Mahkeme kararlarına yapılan tenkitlere tepki
Kararlar eleştirilirken yargı mensuplarına taarruz ve haksızlık yapılmaması gerektiğini belirten Akarca, basın mensupları, siyasi güç odakları, toplumsal medya kullanıcıları ve kamuoyu oluşturan bölümlerin buna çok dikkat etmeleri gerektiğinin altını çizdi. Anayasa’ya nazaran mahkemelere tavsiye, telkin ve baskı yapılamayacağını, görüş ve teklifte bulunulamayacağını hatırlatan Akarca, “Anayasa’nın bu açık kararı dururken buna muhalif formda telaffuz geliştiren, yerleştiren insanları bir defa daha anayasal çizgiye, hukuka uygun davranmaya davet ediyorum” dedi.
Avukatların basına yaptığı açıklamalar
Konuşmasında avukatlara da seslenen Akarca, mahkeme kararlarıyla ilgili basın mensuplarına yapacakları açıklamalarda dikkatli olmaları gerektiğini tabir etti.
Akarca, kelamlarını şöyle tamamladı:
“Mahkemelerimiz, yargıçlarımız ve savcılarımızın onurunu zedeleyecek telaffuzlardan herkesin kaçınması gerekir. Adaleti rahat bıraksınlar, her şey tıkır tıkır yürür, sistemi içinde yürür. İtiraz, istinaf ve temyiz sistemi var, kanun yolu var, harika itiraz kanun yolu var, yargılamanın yenilenmesi olayı var, kişisel müracaat yoluyla Anayasa Mahkemesi ve AİHM’e başvurma imkanı var fakat daha baştan itibaren mahkemeleri baskı altına alacak telaffuzlardan bütün toplum kesitlerinin kaçınması gerekir.”
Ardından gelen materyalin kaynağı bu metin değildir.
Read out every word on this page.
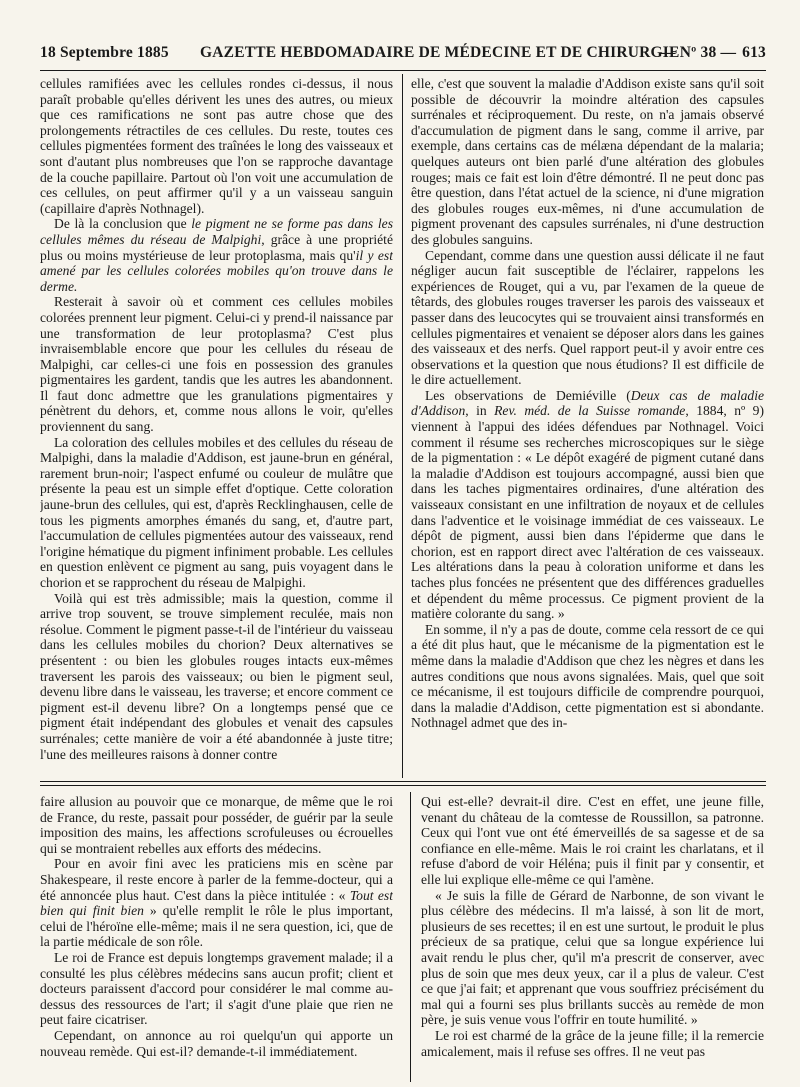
18 Septembre 1885 GAZETTE HEBDOMADAIRE DE MÉDECINE ET DE CHIRURGIE
— Nº 38 — 613

cellules ramifiées avec les cellules rondes ci-dessus, il nous paraît probable qu'elles dérivent les unes des autres, ou mieux que ces ramifications ne sont pas autre chose que des prolongements rétractiles de ces cellules. Du reste, toutes ces cellules pigmentées forment des traînées le long des vaisseaux et sont d'autant plus nombreuses que l'on se rapproche davantage de la couche papillaire. Partout où l'on voit une accumulation de ces cellules, on peut affirmer qu'il y a un vaisseau sanguin (capillaire d'après Nothnagel).

De là la conclusion que le pigment ne se forme pas dans les cellules mêmes du réseau de Malpighi, grâce à une propriété plus ou moins mystérieuse de leur protoplasma, mais qu'il y est amené par les cellules colorées mobiles qu'on trouve dans le derme.

Resterait à savoir où et comment ces cellules mobiles colorées prennent leur pigment. Celui-ci y prend-il naissance par une transformation de leur protoplasma? C'est plus invraisemblable encore que pour les cellules du réseau de Malpighi, car celles-ci une fois en possession des granules pigmentaires les gardent, tandis que les autres les abandonnent. Il faut donc admettre que les granulations pigmentaires y pénètrent du dehors, et, comme nous allons le voir, qu'elles proviennent du sang.

La coloration des cellules mobiles et des cellules du réseau de Malpighi, dans la maladie d'Addison, est jaune-brun en général, rarement brun-noir; l'aspect enfumé ou couleur de mulâtre que présente la peau est un simple effet d'optique. Cette coloration jaune-brun des cellules, qui est, d'après Recklinghausen, celle de tous les pigments amorphes émanés du sang, et, d'autre part, l'accumulation de cellules pigmentées autour des vaisseaux, rend l'origine hématique du pigment infiniment probable. Les cellules en question enlèvent ce pigment au sang, puis voyagent dans le chorion et se rapprochent du réseau de Malpighi.

Voilà qui est très admissible; mais la question, comme il arrive trop souvent, se trouve simplement reculée, mais non résolue. Comment le pigment passe-t-il de l'intérieur du vaisseau dans les cellules mobiles du chorion? Deux alternatives se présentent : ou bien les globules rouges intacts eux-mêmes traversent les parois des vaisseaux; ou bien le pigment seul, devenu libre dans le vaisseau, les traverse; et encore comment ce pigment est-il devenu libre? On a longtemps pensé que ce pigment était indépendant des globules et venait des capsules surrénales; cette manière de voir a été abandonnée à juste titre; l'une des meilleures raisons à donner contre

elle, c'est que souvent la maladie d'Addison existe sans qu'il soit possible de découvrir la moindre altération des capsules surrénales et réciproquement. Du reste, on n'a jamais observé d'accumulation de pigment dans le sang, comme il arrive, par exemple, dans certains cas de mélæna dépendant de la malaria; quelques auteurs ont bien parlé d'une altération des globules rouges; mais ce fait est loin d'être démontré. Il ne peut donc pas être question, dans l'état actuel de la science, ni d'une migration des globules rouges eux-mêmes, ni d'une accumulation de pigment provenant des capsules surrénales, ni d'une destruction des globules sanguins.

Cependant, comme dans une question aussi délicate il ne faut négliger aucun fait susceptible de l'éclairer, rappelons les expériences de Rouget, qui a vu, par l'examen de la queue de têtards, des globules rouges traverser les parois des vaisseaux et passer dans des leucocytes qui se trouvaient ainsi transformés en cellules pigmentaires et venaient se déposer alors dans les gaines des vaisseaux et des nerfs. Quel rapport peut-il y avoir entre ces observations et la question que nous étudions? Il est difficile de le dire actuellement.

Les observations de Demiéville (Deux cas de maladie d'Addison, in Rev. méd. de la Suisse romande, 1884, nº 9) viennent à l'appui des idées défendues par Nothnagel. Voici comment il résume ses recherches microscopiques sur le siège de la pigmentation : « Le dépôt exagéré de pigment cutané dans la maladie d'Addison est toujours accompagné, aussi bien que dans les taches pigmentaires ordinaires, d'une altération des vaisseaux consistant en une infiltration de noyaux et de cellules dans l'adventice et le voisinage immédiat de ces vaisseaux. Le dépôt de pigment, aussi bien dans l'épiderme que dans le chorion, est en rapport direct avec l'altération de ces vaisseaux. Les altérations dans la peau à coloration uniforme et dans les taches plus foncées ne présentent que des différences graduelles et dépendent du même processus. Ce pigment provient de la matière colorante du sang. »

En somme, il n'y a pas de doute, comme cela ressort de ce qui a été dit plus haut, que le mécanisme de la pigmentation est le même dans la maladie d'Addison que chez les nègres et dans les autres conditions que nous avons signalées. Mais, quel que soit ce mécanisme, il est toujours difficile de comprendre pourquoi, dans la maladie d'Addison, cette pigmentation est si abondante. Nothnagel admet que des in-

faire allusion au pouvoir que ce monarque, de même que le roi de France, du reste, passait pour posséder, de guérir par la seule imposition des mains, les affections scrofuleuses ou écrouelles qui se montraient rebelles aux efforts des médecins.

Pour en avoir fini avec les praticiens mis en scène par Shakespeare, il reste encore à parler de la femme-docteur, qui a été annoncée plus haut. C'est dans la pièce intitulée : « Tout est bien qui finit bien » qu'elle remplit le rôle le plus important, celui de l'héroïne elle-même; mais il ne sera question, ici, que de la partie médicale de son rôle.

Le roi de France est depuis longtemps gravement malade; il a consulté les plus célèbres médecins sans aucun profit; client et docteurs paraissent d'accord pour considérer le mal comme au-dessus des ressources de l'art; il s'agit d'une plaie que rien ne peut faire cicatriser.

Cependant, on annonce au roi quelqu'un qui apporte un nouveau remède. Qui est-il? demande-t-il immédiatement.

Qui est-elle? devrait-il dire. C'est en effet, une jeune fille, venant du château de la comtesse de Roussillon, sa patronne. Ceux qui l'ont vue ont été émerveillés de sa sagesse et de sa confiance en elle-même. Mais le roi craint les charlatans, et il refuse d'abord de voir Héléna; puis il finit par y consentir, et elle lui explique elle-même ce qui l'amène.

« Je suis la fille de Gérard de Narbonne, de son vivant le plus célèbre des médecins. Il m'a laissé, à son lit de mort, plusieurs de ses recettes; il en est une surtout, le produit le plus précieux de sa pratique, celui que sa longue expérience lui avait rendu le plus cher, qu'il m'a prescrit de conserver, avec plus de soin que mes deux yeux, car il a plus de valeur. C'est ce que j'ai fait; et apprenant que vous souffriez précisément du mal qui a fourni ses plus brillants succès au remède de mon père, je suis venue vous l'offrir en toute humilité. »

Le roi est charmé de la grâce de la jeune fille; il la remercie amicalement, mais il refuse ses offres. Il ne veut pas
Vali Ali Fuat Atik, Büyükşehir Belediye Lideri Osman Zolan, Yargıtay Cumhuriyet Başsavcısı Bekir Şahin, Yargıtay Birinci Başkanvekili ve Ceza Genel Konseyi Lideri Eyup Yeşil ile hukukçuların katıldığı forumda dolandırıcılık, dokümanda sahtecilik ve vergi cürümleri üzere hususlarda sunumlar yapıldı.